Matthew Dorsett

No. 23
- Position: Cornerback

Personal information
- Born: August 23, 1973 (age 53) New Orleans, Louisiana, U.S.
- Listed height: 5 ft 11 in (1.80 m)
- Listed weight: 187 lb (85 kg)

Career information
- High school: Eleanor McMain (New Orleans)
- College: Southern
- NFL draft: 1995: undrafted

Career history
- Green Bay Packers (1995–1997); Kansas City Chiefs (1998)*; Nashville Kats (1999);
- * Offseason or practice squad member only

Awards and highlights
- Super Bowl champion (XXXI); Southern University HOF (2011);
- Stats at Pro Football Reference

= Matthew Dorsett =

American football player (born 1973)

Matthew Herbert Dorsett (born August 23, 1973) is an American former professional football player who was a cornerback for the Green Bay Packers of the National Football League (NFL). Dorsett signed as a free agent with the Packers. Dorsett was highly touted for his bump and run coverage abilities. Dorsett garnered the nickname "Baby Time" for his tenacious bump and run coverage.
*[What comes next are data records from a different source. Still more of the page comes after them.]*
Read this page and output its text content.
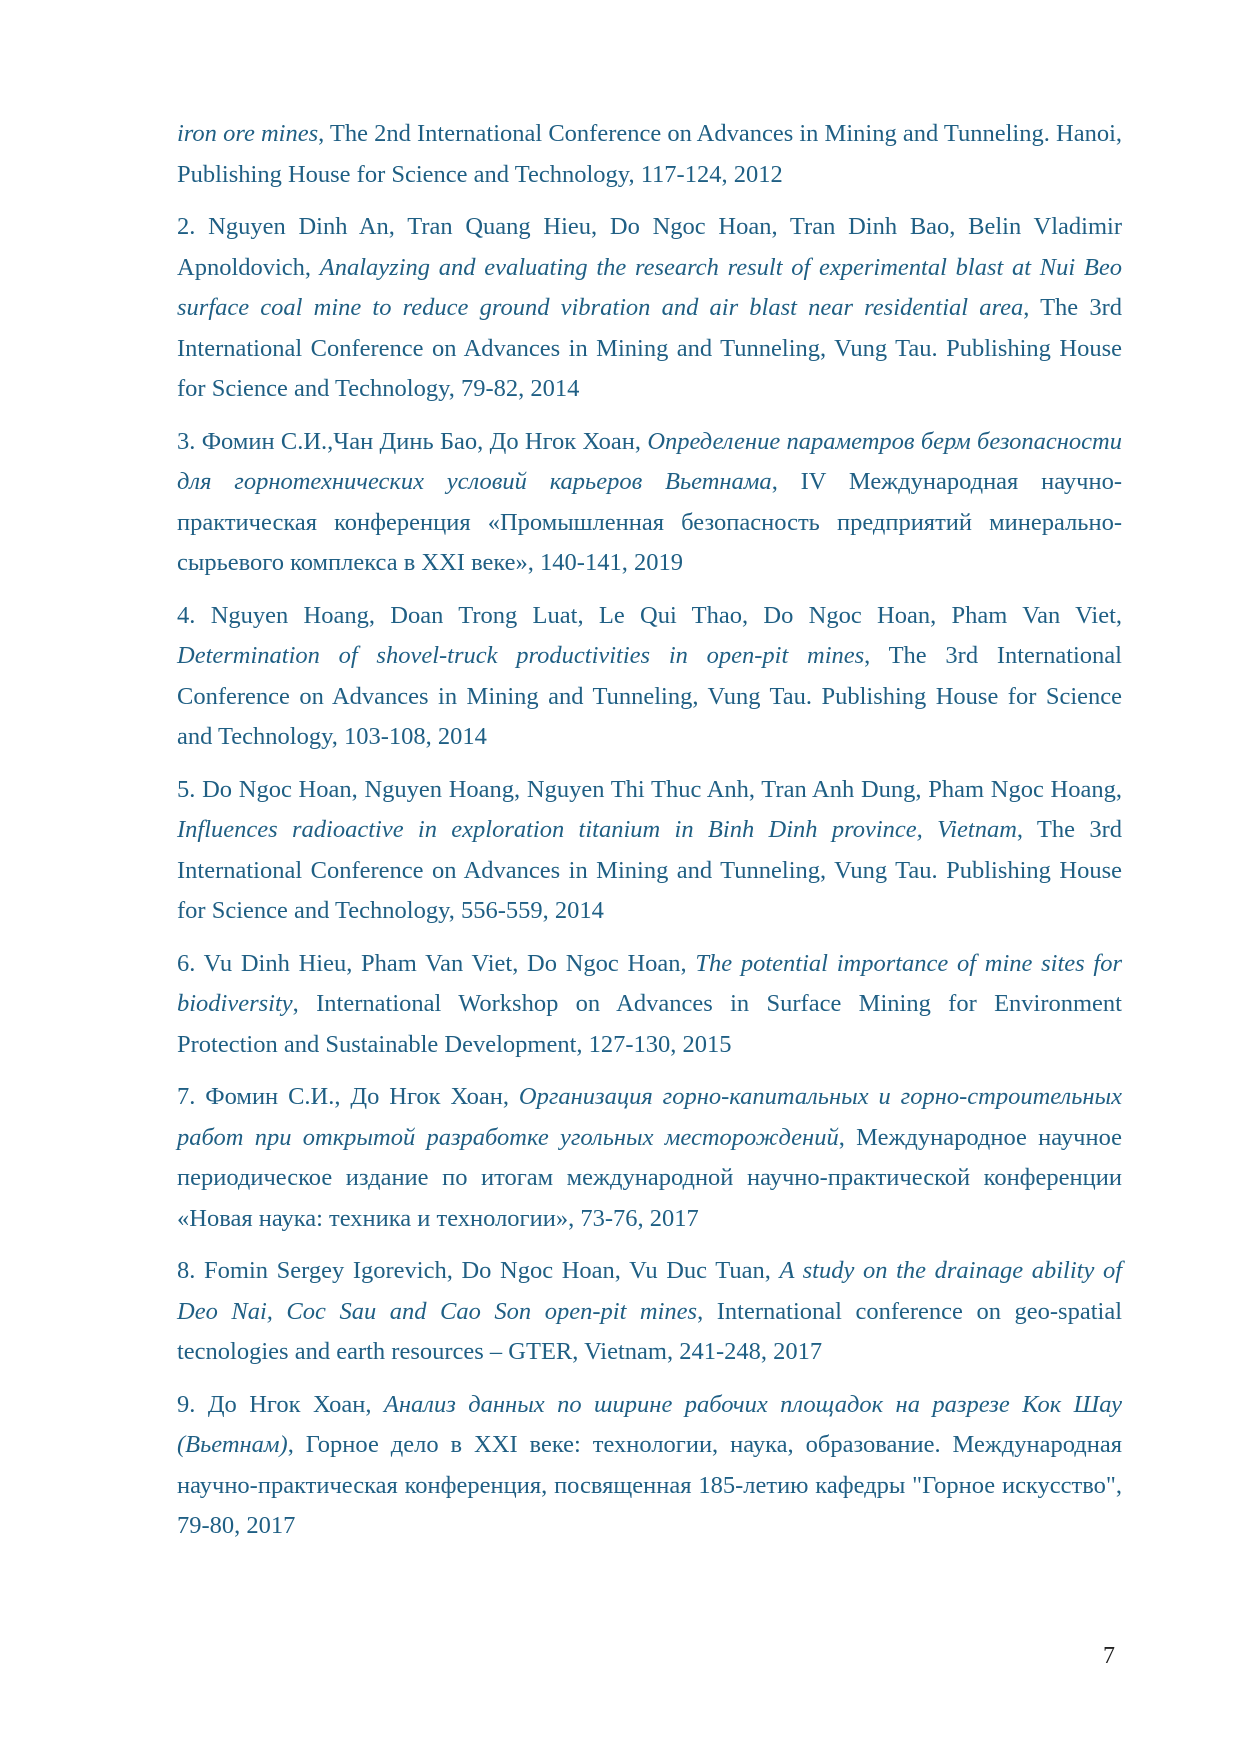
iron ore mines, The 2nd International Conference on Advances in Mining and Tunneling. Hanoi, Publishing House for Science and Technology, 117-124, 2012

2. Nguyen Dinh An, Tran Quang Hieu, Do Ngoc Hoan, Tran Dinh Bao, Belin Vladimir Apnoldovich, Analayzing and evaluating the research result of experimental blast at Nui Beo surface coal mine to reduce ground vibration and air blast near residential area, The 3rd International Conference on Advances in Mining and Tunneling, Vung Tau. Publishing House for Science and Technology, 79-82, 2014

3. Фомин С.И.,Чан Динь Бао, До Нгок Хоан, Определение параметров берм безопасности для горнотехнических условий карьеров Вьетнама, IV Международная научно-практическая конференция «Промышленная безопасность предприятий минерально-сырьевого комплекса в XXI веке», 140-141, 2019

4. Nguyen Hoang, Doan Trong Luat, Le Qui Thao, Do Ngoc Hoan, Pham Van Viet, Determination of shovel-truck productivities in open-pit mines, The 3rd International Conference on Advances in Mining and Tunneling, Vung Tau. Publishing House for Science and Technology, 103-108, 2014

5. Do Ngoc Hoan, Nguyen Hoang, Nguyen Thi Thuc Anh, Tran Anh Dung, Pham Ngoc Hoang, Influences radioactive in exploration titanium in Binh Dinh province, Vietnam, The 3rd International Conference on Advances in Mining and Tunneling, Vung Tau. Publishing House for Science and Technology, 556-559, 2014

6. Vu Dinh Hieu, Pham Van Viet, Do Ngoc Hoan, The potential importance of mine sites for biodiversity, International Workshop on Advances in Surface Mining for Environment Protection and Sustainable Development, 127-130, 2015

7. Фомин С.И., До Нгок Хоан, Организация горно-капитальных и горно-строительных работ при открытой разработке угольных месторождений, Международное научное периодическое издание по итогам международной научно-практической конференции «Новая наука: техника и технологии», 73-76, 2017

8. Fomin Sergey Igorevich, Do Ngoc Hoan, Vu Duc Tuan, A study on the drainage ability of Deo Nai, Coc Sau and Cao Son open-pit mines, International conference on geo-spatial tecnologies and earth resources – GTER, Vietnam, 241-248, 2017

9. До Нгок Хоан, Анализ данных по ширине рабочих площадок на разрезе Кок Шау (Вьетнам), Горное дело в XXI веке: технологии, наука, образование. Международная научно-практическая конференция, посвященная 185-летию кафедры "Горное искусство", 79-80, 2017

7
Dorsett played college football for the Southern Jaguars. In the 1994 Heritage Bowl, he returned a fumble 12 yards for the game's only touchdown, leading the Jaguars to an 11–0 win over South Carolina State.

Dorsett signed with the Green Bay Packers as an undrafted free agent in 1995, recording 10 special team tackles in 10 games as a rookie. He intercepted Brett Favre, the reigning NFL Most Valuable Player, while playing with the second-team defense in an intrasquad scrimmage in 1996. However, he spent the entire 1996 season on the injured reserve list after tearing his anterior cruciate ligament in the preseason against the Pittsburgh Steelers. Dorsett was released on July 18, 1997. Dorsett signed with the Kansas City Chiefs in April 1998. He was later released on August 25. Dorsett signed with the Nashville Kats of the Arena Football League in June 1999. After just two days of practice, he recorded a team-record 14 tackles, along with four passes defended, in his team debut against the Arizona Rattlers.